A l’origine, le Jatropha pousse en Amérique centrale. Aujourd’hui, il est cultivé dans de nombreux pays africains et asiatiques pour son huile qui sert à la production de carburant. C’est sur cet « or vert » que les promoteurs privés européens sont en train de loucher. Et pour cause : l’Europe ne dispose pas d’assez de terre pour satisfaire ses besoins en biocarburants (et atteindre son nouvel objectif : 20 % d’énergies renouvelables dans la consommation totale des 27 d’ici 2020).
L’Afrique est ainsi en train de devenir le terrain d’une ruée d’investisseurs européens à la recherche de plusieurs milliers d’hectares et certains dirigeants sont convaincus pour leur pays non producteurs de pétrole (dont l’association a été créée en 2006) que c’est là une chance historique d’assurer l’entrée massive de devises. C’est le cas du président de la République du Sénégal, Abdoulaye Wade, fasciné par l’expérience du Brésil devenu le principal producteur et exportateur mondial de biocarburant.
Le Jatropha ne se mange pas, le riz si
Diery Cissé entreprend les premières démarches auprès des autorités locales pour le compte de la société norvégienne Agro-Africa qui souhaite développer la production d’agrocarburants dans la zone de Vélingara, dans le sud du Sénégal, à 700 kilomètres de Dakar : « Nous avons demandé aux communautés rurales de pouvoir produire sur plus de 200 000 hectares (environ 10 % des terres arables du pays) et nous espérons commencer la production pour livrer nos premiers clients début 2010 », explique le jeune homme.
Cette région très fertile est celle que le gouvernement sénégalais avait choisi pour relancer la filière riz et lutter contre la grave crise alimentaire qui frappe le Sénégal où plus de la moitié de la population vit en dessous du seuil de pauvreté. « Les agrocarbutants vont améliorer notre vie et alléger nos efforts », explique Demba Balde. Ce petit producteur a accepté de planter du Jetropha dans son village de Goundaga. « J’ai sept enfants et je produis pour le moment de l’arachide, du soja et du mais. Mais j’ai l’espoir que la vente de mes graines de Jetropha nous facilite la vie. »
Des agriculteurs divisés
«Le Jatropha ne se mange pas, le riz si »
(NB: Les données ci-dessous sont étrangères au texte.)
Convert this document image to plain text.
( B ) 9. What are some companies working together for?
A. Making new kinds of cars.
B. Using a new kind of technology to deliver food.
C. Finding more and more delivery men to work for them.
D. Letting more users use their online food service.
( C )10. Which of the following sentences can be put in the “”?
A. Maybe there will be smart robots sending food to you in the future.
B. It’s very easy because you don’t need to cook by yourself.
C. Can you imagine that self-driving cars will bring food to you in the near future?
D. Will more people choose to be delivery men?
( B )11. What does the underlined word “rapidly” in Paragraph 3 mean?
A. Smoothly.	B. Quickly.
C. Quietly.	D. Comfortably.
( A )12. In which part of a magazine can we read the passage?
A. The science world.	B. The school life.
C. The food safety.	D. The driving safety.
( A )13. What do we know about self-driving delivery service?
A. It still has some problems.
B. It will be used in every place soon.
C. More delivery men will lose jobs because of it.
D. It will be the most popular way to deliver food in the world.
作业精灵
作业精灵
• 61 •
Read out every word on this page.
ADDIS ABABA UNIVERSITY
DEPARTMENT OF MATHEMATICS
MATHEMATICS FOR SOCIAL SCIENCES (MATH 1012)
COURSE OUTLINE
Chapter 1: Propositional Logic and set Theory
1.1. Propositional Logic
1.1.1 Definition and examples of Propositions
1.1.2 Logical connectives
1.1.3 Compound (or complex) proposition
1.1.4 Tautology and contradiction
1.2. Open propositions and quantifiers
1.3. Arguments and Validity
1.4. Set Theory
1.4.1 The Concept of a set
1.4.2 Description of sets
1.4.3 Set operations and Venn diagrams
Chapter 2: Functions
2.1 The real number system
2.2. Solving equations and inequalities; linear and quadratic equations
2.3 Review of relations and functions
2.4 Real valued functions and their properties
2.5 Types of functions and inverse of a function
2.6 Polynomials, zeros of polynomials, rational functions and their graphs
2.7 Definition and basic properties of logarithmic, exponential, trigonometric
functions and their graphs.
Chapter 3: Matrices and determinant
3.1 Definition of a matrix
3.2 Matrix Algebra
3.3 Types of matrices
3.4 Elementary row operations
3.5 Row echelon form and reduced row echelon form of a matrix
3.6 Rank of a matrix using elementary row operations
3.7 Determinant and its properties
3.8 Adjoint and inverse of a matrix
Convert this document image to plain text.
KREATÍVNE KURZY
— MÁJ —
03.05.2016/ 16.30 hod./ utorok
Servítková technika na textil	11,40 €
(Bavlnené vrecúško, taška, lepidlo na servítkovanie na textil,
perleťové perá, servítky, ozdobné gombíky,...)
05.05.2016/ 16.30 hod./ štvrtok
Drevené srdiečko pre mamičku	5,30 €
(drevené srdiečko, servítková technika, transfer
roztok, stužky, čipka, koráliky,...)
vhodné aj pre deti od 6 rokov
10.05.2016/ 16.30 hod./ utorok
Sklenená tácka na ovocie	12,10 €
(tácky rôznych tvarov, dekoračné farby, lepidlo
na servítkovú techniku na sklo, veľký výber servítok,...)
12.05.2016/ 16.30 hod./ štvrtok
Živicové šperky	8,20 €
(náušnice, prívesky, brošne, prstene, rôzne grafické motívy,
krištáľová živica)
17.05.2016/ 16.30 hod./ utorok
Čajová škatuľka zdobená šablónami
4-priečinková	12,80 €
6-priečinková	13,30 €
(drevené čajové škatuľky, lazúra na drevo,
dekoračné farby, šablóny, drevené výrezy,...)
Son optimisme est loin d’être partagé : « J’ai très peur de ce qui est en train de se passer. Les communautés ici sont tellement désespérées qu’elles sont prêtes à tout accepter sans connaître les tenants et les aboutissants du développement d’agrocarburants dans la zone », explique par exemple Moussa Mballo, journaliste correspondant de la radio sénégalaise Walf Grand place. « J’ai clairement refusé les premières propositions qui m’ont été faites de me lancer dans la culture du Jatropha car je ne souhaite pas que nous devenir des ouvriers agricoles à la merci de quelques entreprises, explique pour sa part Abdou Tall membre de la fédération des producteurs de l’Anambé, le fleuve qui irrigue la vallée et rend les terres fertiles. Je préfère continuer à augmenter ma production de riz et de maïs. Imaginez que la demande mondiale baisse et que le prix des agrocarburants s’effondre alors que nous avons concentré tous nos efforts dessus : nos situations seraient encore pires qu’aujourd’hui et nous serons condamnés à la famine. Le Jatropha ne se mange pas, le riz si. »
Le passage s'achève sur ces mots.